©Transpotec Logitec
Magazine, 21/01/2026.
Mentre i padiglioni di Fiera Milano si preparano ad accogliere la nuova edizione combinata di Next Mobility Exhibition (NME) & Transpotec Logitec (13-16 maggio 2026), per gli abitanti e i visitatori del Nord Italia si riapre il dibattito sulla convivenza tra traffico urbano e necessità commerciali.
Per comprendere cosa ci aspetta quest'anno, è fondamentale guardare i risultati dell'edizione passata e analizzare come i grandi player del settore stiano adattando le proprie infrastrutture alla complessa realtà delle nostre strade.
Uno sguardo al passato: l'eredità della NME 2024
L'edizione 2024 è stata cruciale in quanto ha sancito, per la prima volta in modo netto, l'integrazione tra trasporto persone e trasporto merci.
In quell'occasione, l'attenzione si è concentrata sulla transizione energetica e sulla digitalizzazione come unici vettori possibili per la sostenibilità. Se nel 2024 il focus era presentare "mezzi e soluzioni" per ridurre l'impatto ambientale (dai bus a idrogeno alle piattaforme di gestione flotte), il 2026 si prospetta come l'anno della messa a terra operativa.
La fiera aveva evidenziato come la logistica non fosse più un settore invisibile, ma il cuore pulsante delle città intelligenti, dove ogni ritardo o inefficienza si ripercuote sulla viabilità pubblica.
Oggi, la complessità teorizzata in fiera si riflette nelle operazioni dei giganti dell'e-commerce automotive. Prendendo in esame AUTODOC, uno dei principali rivenditori online di ricambi in Europa operante in 27 paesi, si comprende che la logistica moderna richiede una potenza infrastrutturale immensa. L'azienda non si affida a un singolo magazzino, ma gestisce una rete complessa con quattro grandi centri di distribuzione situati a Berlino, Stettino (Szczecin), Cheb e il più recente a Gand (Ghent), in Belgio, inaugurato nel 2025. Questa espansione fisica, necessaria per stoccare milioni di referenze, dimostra che la vendita online è tutt'altro che virtuale: è fatta di capannoni, chilometri e gestione fisica delle merci.

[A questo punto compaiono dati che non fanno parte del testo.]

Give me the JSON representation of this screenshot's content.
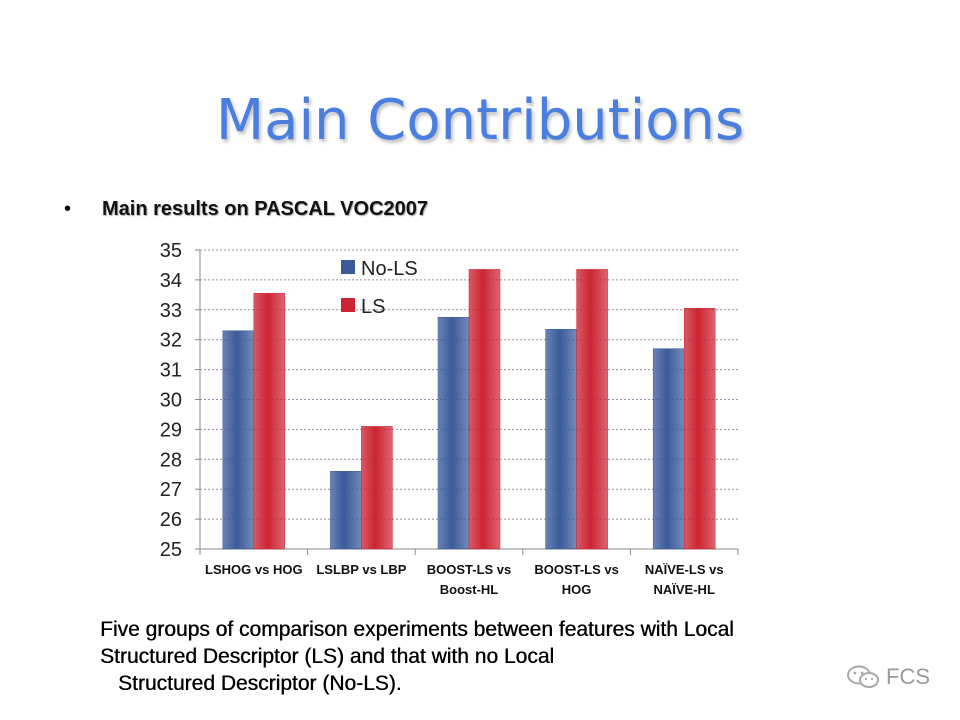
{
  "slide": {
    "title": "Main Contributions",
    "bullet": "Main results on PASCAL VOC2007",
    "caption_lines": [
      "Five groups of comparison experiments between features with Local",
      "Structured Descriptor (LS) and that with no Local",
      "Structured Descriptor (No-LS)."
    ],
    "watermark": "FCS",
    "icons": {
      "bullet": "bullet-dot-icon",
      "watermark": "wechat-logo-icon"
    }
  },
  "chart_data": {
    "type": "bar",
    "categories": [
      [
        "LSHOG vs HOG"
      ],
      [
        "LSLBP vs LBP"
      ],
      [
        "BOOST-LS vs",
        "Boost-HL"
      ],
      [
        "BOOST-LS vs",
        "HOG"
      ],
      [
        "NAÏVE-LS vs",
        "NAÏVE-HL"
      ]
    ],
    "series": [
      {
        "name": "No-LS",
        "color": "#3a5a9a",
        "values": [
          32.3,
          27.6,
          32.75,
          32.35,
          31.7
        ]
      },
      {
        "name": "LS",
        "color": "#cc2432",
        "values": [
          33.55,
          29.1,
          34.35,
          34.35,
          33.05
        ]
      }
    ],
    "ylim": [
      25,
      35
    ],
    "yticks": [
      25,
      26,
      27,
      28,
      29,
      30,
      31,
      32,
      33,
      34,
      35
    ],
    "grid": true,
    "legend": "top-left",
    "title": "",
    "xlabel": "",
    "ylabel": ""
  }
}
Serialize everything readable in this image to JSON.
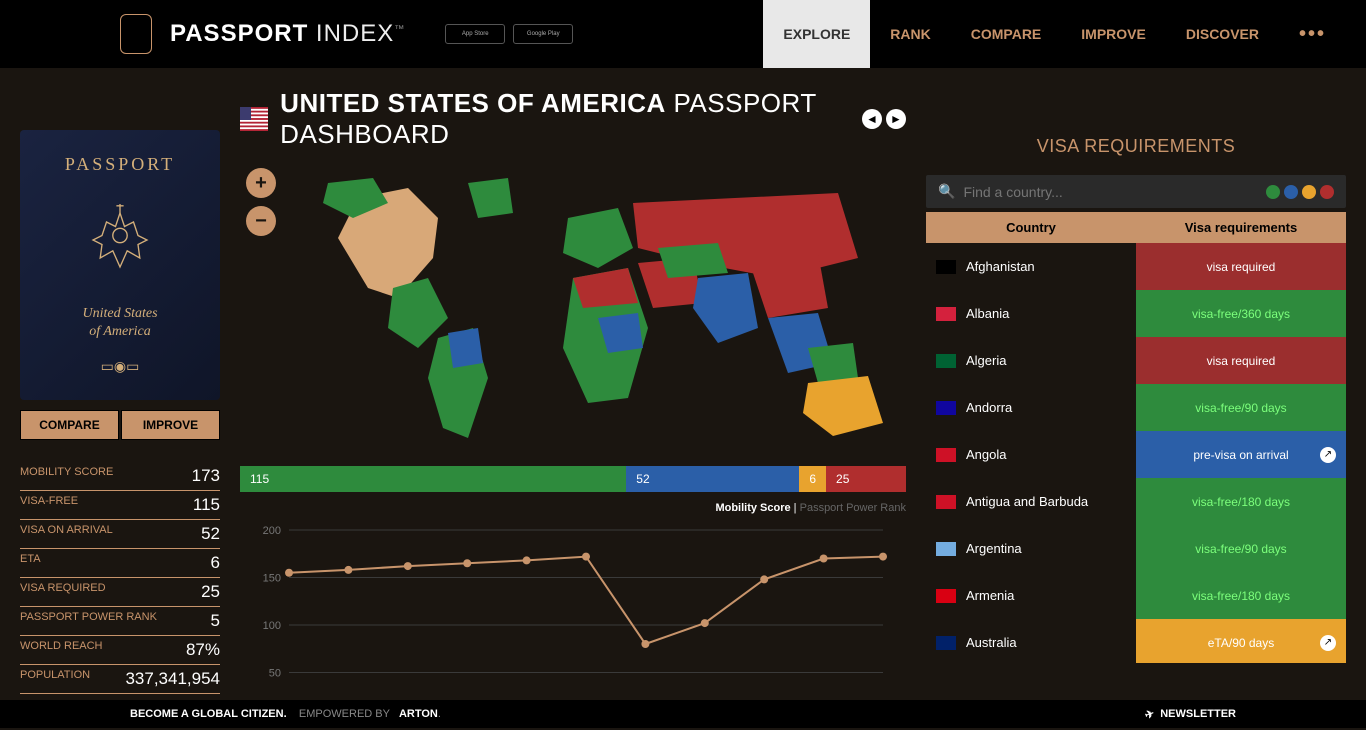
{
  "colors": {
    "accent": "#c8946b",
    "bg": "#1a1510",
    "green": "#2e8b3d",
    "blue": "#2b5fa8",
    "orange": "#e8a32e",
    "red": "#b02e2e",
    "tan": "#d8a878"
  },
  "header": {
    "logo_bold": "PASSPORT",
    "logo_light": " INDEX",
    "tm": "™",
    "store1": "App Store",
    "store2": "Google Play",
    "nav": [
      "EXPLORE",
      "RANK",
      "COMPARE",
      "IMPROVE",
      "DISCOVER"
    ],
    "active_nav": "EXPLORE"
  },
  "title": {
    "country_bold": "UNITED STATES OF AMERICA",
    "suffix": " PASSPORT DASHBOARD"
  },
  "passport": {
    "label": "PASSPORT",
    "country_line1": "United States",
    "country_line2": "of America",
    "compare_btn": "COMPARE",
    "improve_btn": "IMPROVE"
  },
  "stats": [
    {
      "label": "Mobility Score",
      "value": "173"
    },
    {
      "label": "Visa-Free",
      "value": "115"
    },
    {
      "label": "Visa on Arrival",
      "value": "52"
    },
    {
      "label": "eTA",
      "value": "6"
    },
    {
      "label": "Visa Required",
      "value": "25"
    },
    {
      "label": "Passport Power Rank",
      "value": "5"
    },
    {
      "label": "World Reach",
      "value": "87%"
    },
    {
      "label": "Population",
      "value": "337,341,954"
    }
  ],
  "breakdown": [
    {
      "value": "115",
      "color": "#2e8b3d",
      "width": 58
    },
    {
      "value": "52",
      "color": "#2b5fa8",
      "width": 26
    },
    {
      "value": "6",
      "color": "#e8a32e",
      "width": 4
    },
    {
      "value": "25",
      "color": "#b02e2e",
      "width": 12
    }
  ],
  "chart": {
    "legend_active": "Mobility Score",
    "legend_sep": " | ",
    "legend_inactive": "Passport Power Rank",
    "ylim": [
      0,
      200
    ],
    "yticks": [
      0,
      50,
      100,
      150,
      200
    ],
    "line_color": "#c8946b",
    "grid_color": "#3a3a3a",
    "points": [
      155,
      158,
      162,
      165,
      168,
      172,
      80,
      102,
      148,
      170,
      172
    ]
  },
  "visa_panel": {
    "title": "VISA REQUIREMENTS",
    "search_placeholder": "Find a country...",
    "filter_colors": [
      "#2e8b3d",
      "#2b5fa8",
      "#e8a32e",
      "#b02e2e"
    ],
    "th_country": "Country",
    "th_visa": "Visa requirements",
    "rows": [
      {
        "country": "Afghanistan",
        "req": "visa required",
        "bg": "#9b2e2e",
        "fg": "#fff",
        "flag": "#000"
      },
      {
        "country": "Albania",
        "req": "visa-free/360 days",
        "bg": "#2e8b3d",
        "fg": "#7cff7c",
        "flag": "#d4213d"
      },
      {
        "country": "Algeria",
        "req": "visa required",
        "bg": "#9b2e2e",
        "fg": "#fff",
        "flag": "#006233"
      },
      {
        "country": "Andorra",
        "req": "visa-free/90 days",
        "bg": "#2e8b3d",
        "fg": "#7cff7c",
        "flag": "#10069f"
      },
      {
        "country": "Angola",
        "req": "pre-visa on arrival",
        "bg": "#2b5fa8",
        "fg": "#fff",
        "flag": "#ce1126",
        "ext": true
      },
      {
        "country": "Antigua and Barbuda",
        "req": "visa-free/180 days",
        "bg": "#2e8b3d",
        "fg": "#7cff7c",
        "flag": "#ce1126"
      },
      {
        "country": "Argentina",
        "req": "visa-free/90 days",
        "bg": "#2e8b3d",
        "fg": "#7cff7c",
        "flag": "#74acdf"
      },
      {
        "country": "Armenia",
        "req": "visa-free/180 days",
        "bg": "#2e8b3d",
        "fg": "#7cff7c",
        "flag": "#d90012"
      },
      {
        "country": "Australia",
        "req": "eTA/90 days",
        "bg": "#e8a32e",
        "fg": "#fff",
        "flag": "#012169",
        "ext": true
      }
    ]
  },
  "footer": {
    "l1": "BECOME A GLOBAL CITIZEN.",
    "l2": "EMPOWERED BY",
    "l3": "ARTON",
    "newsletter": "NEWSLETTER"
  }
}
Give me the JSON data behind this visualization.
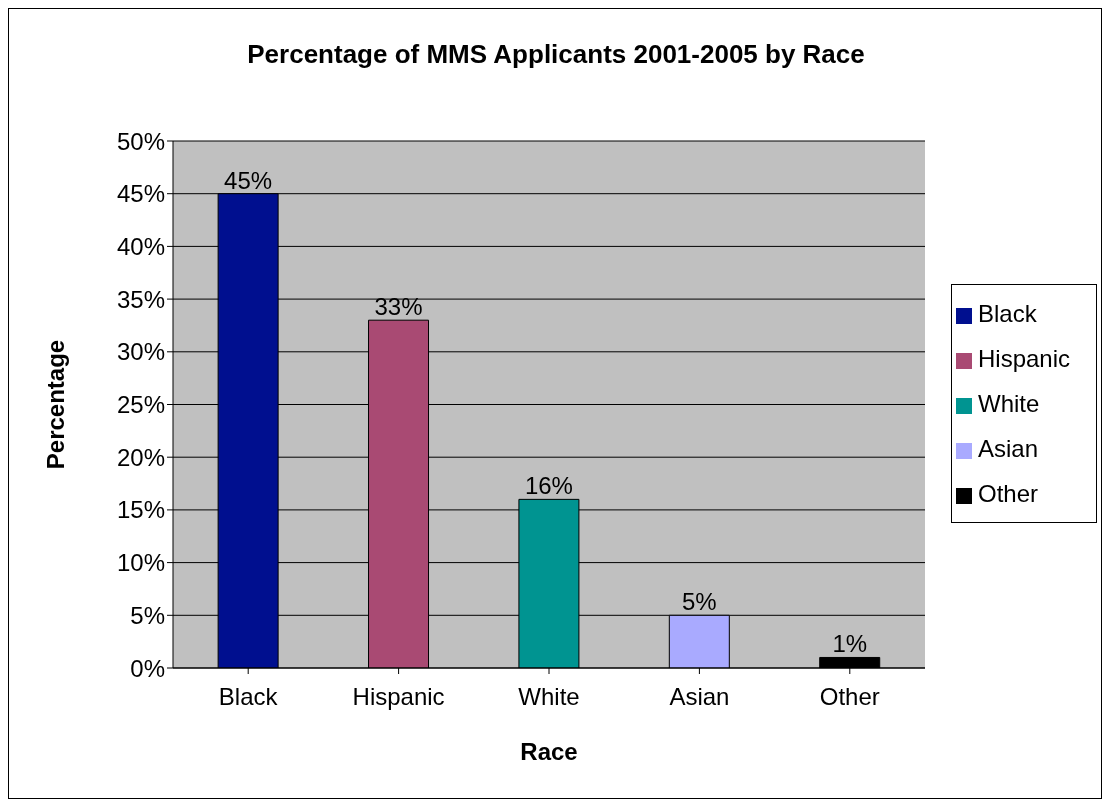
{
  "chart_data": {
    "type": "bar",
    "title": "Percentage of MMS Applicants 2001-2005 by Race",
    "xlabel": "Race",
    "ylabel": "Percentage",
    "categories": [
      "Black",
      "Hispanic",
      "White",
      "Asian",
      "Other"
    ],
    "stacked": true,
    "series": [
      {
        "name": "Black",
        "color": "#000f8f",
        "values": [
          45,
          null,
          null,
          null,
          null
        ],
        "value_labels": [
          "45%",
          null,
          null,
          null,
          null
        ]
      },
      {
        "name": "Hispanic",
        "color": "#a94a73",
        "values": [
          null,
          33,
          null,
          null,
          null
        ],
        "value_labels": [
          null,
          "33%",
          null,
          null,
          null
        ]
      },
      {
        "name": "White",
        "color": "#009491",
        "values": [
          null,
          null,
          16,
          null,
          null
        ],
        "value_labels": [
          null,
          null,
          "16%",
          null,
          null
        ]
      },
      {
        "name": "Asian",
        "color": "#a9aaff",
        "values": [
          null,
          null,
          null,
          5,
          null
        ],
        "value_labels": [
          null,
          null,
          null,
          "5%",
          null
        ]
      },
      {
        "name": "Other",
        "color": "#000000",
        "values": [
          null,
          null,
          null,
          null,
          1
        ],
        "value_labels": [
          null,
          null,
          null,
          null,
          "1%"
        ]
      }
    ],
    "ylim": [
      0,
      50
    ],
    "yticks": [
      {
        "value": 0,
        "label": "0%"
      },
      {
        "value": 5,
        "label": "5%"
      },
      {
        "value": 10,
        "label": "10%"
      },
      {
        "value": 15,
        "label": "15%"
      },
      {
        "value": 20,
        "label": "20%"
      },
      {
        "value": 25,
        "label": "25%"
      },
      {
        "value": 30,
        "label": "30%"
      },
      {
        "value": 35,
        "label": "35%"
      },
      {
        "value": 40,
        "label": "40%"
      },
      {
        "value": 45,
        "label": "45%"
      },
      {
        "value": 50,
        "label": "50%"
      }
    ],
    "grid": "y",
    "legend": "right"
  }
}
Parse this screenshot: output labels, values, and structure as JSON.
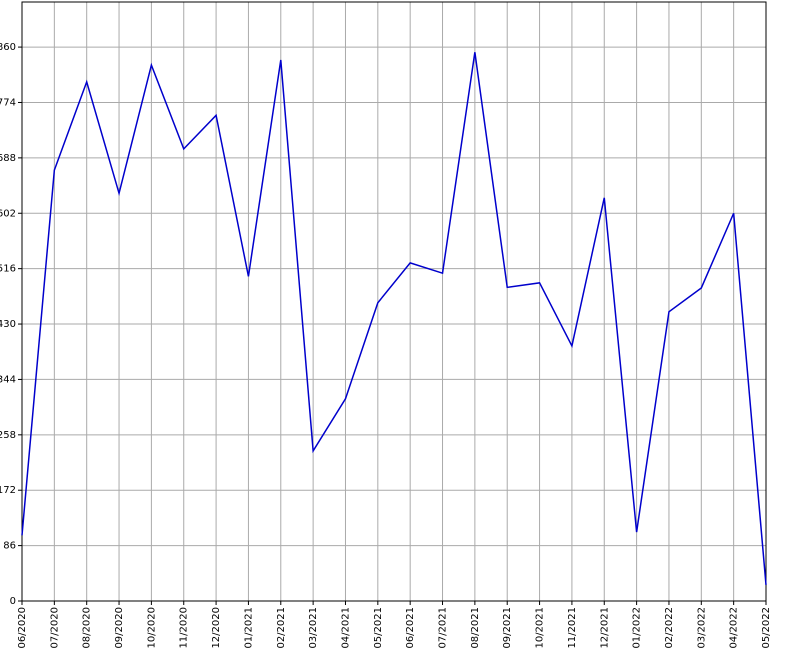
{
  "chart_data": {
    "type": "line",
    "x": [
      "06/2020",
      "07/2020",
      "08/2020",
      "09/2020",
      "10/2020",
      "11/2020",
      "12/2020",
      "01/2021",
      "02/2021",
      "03/2021",
      "04/2021",
      "05/2021",
      "06/2021",
      "07/2021",
      "08/2021",
      "09/2021",
      "10/2021",
      "11/2021",
      "12/2021",
      "01/2022",
      "02/2022",
      "03/2022",
      "04/2022",
      "05/2022"
    ],
    "series": [
      {
        "color": "#0000cc",
        "values": [
          102,
          669,
          806,
          633,
          832,
          702,
          754,
          504,
          840,
          233,
          314,
          463,
          525,
          509,
          852,
          487,
          494,
          396,
          626,
          107,
          449,
          486,
          602,
          25
        ]
      }
    ],
    "ylim": [
      0,
      930
    ],
    "yticks": [
      0,
      86,
      172,
      258,
      344,
      430,
      516,
      602,
      688,
      774,
      860
    ],
    "grid": true
  }
}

Nonostante investimenti massicci in hub strategici come quello di Gand, i consumatori italiani si scontrano spesso con ritardi nelle consegne. È una lagnanza comune che, tuttavia, va contestualizzata. Le recensioni degli utenti offrono uno spaccato interessante:

AUTODOC mantiene un punteggio di 4,7 su 5 su Trustpilot, basato su oltre 48.000 recensioni. Un rating così alto suggerisce che, nella maggior parte dei casi, il processo di vendita e spedizione dai magazzini funziona. Le criticità, dunque, tendono a concentrarsi nell'ultimo miglio: scioperi dei trasportatori locali, viabilità congestionata nelle ZTL o indirizzi difficili da raggiungere. La responsabilità del ritardo, spesso attribuita al venditore, ricade frequentemente su fattori esterni e strutturali della logistica urbana, un tema che sarà centrale nei panel del prossimo Transpotec.
Per mitigare questi disagi, la risposta non è solo “più camion”, ma “più intelligenza”. Da un lato, l'educazione dell'utente è fondamentale: strumenti come AUTODOC Club (app e portale di tutorial) aiutano gli automobilisti a identificare correttamente il problema e il ricambio necessario, riducendo drasticamente i resi per "ordine errato", che intasano inutilmente la filiera logistica. Dall'altro, nascono sinergie inedite tra fornitori e operatori della mobilità. La partnership attiva tra AUTODOC e Freenow, che offre sistemi di scontistica e supporto ai driver, dimostra come la manutenzione dei veicoli e il servizio di trasporto pubblico non di linea siano ormai interconnessi.
In conclusione, visitare Transpotec Logitec questo maggio non significherà solo ammirare nuovi veicoli, ma capire che dietro ogni consegna c'è una catena logistica che parte da hub come Berlino o Gand e arriva sotto casa nostra, sfidando ogni giorno il traffico delle nostre città.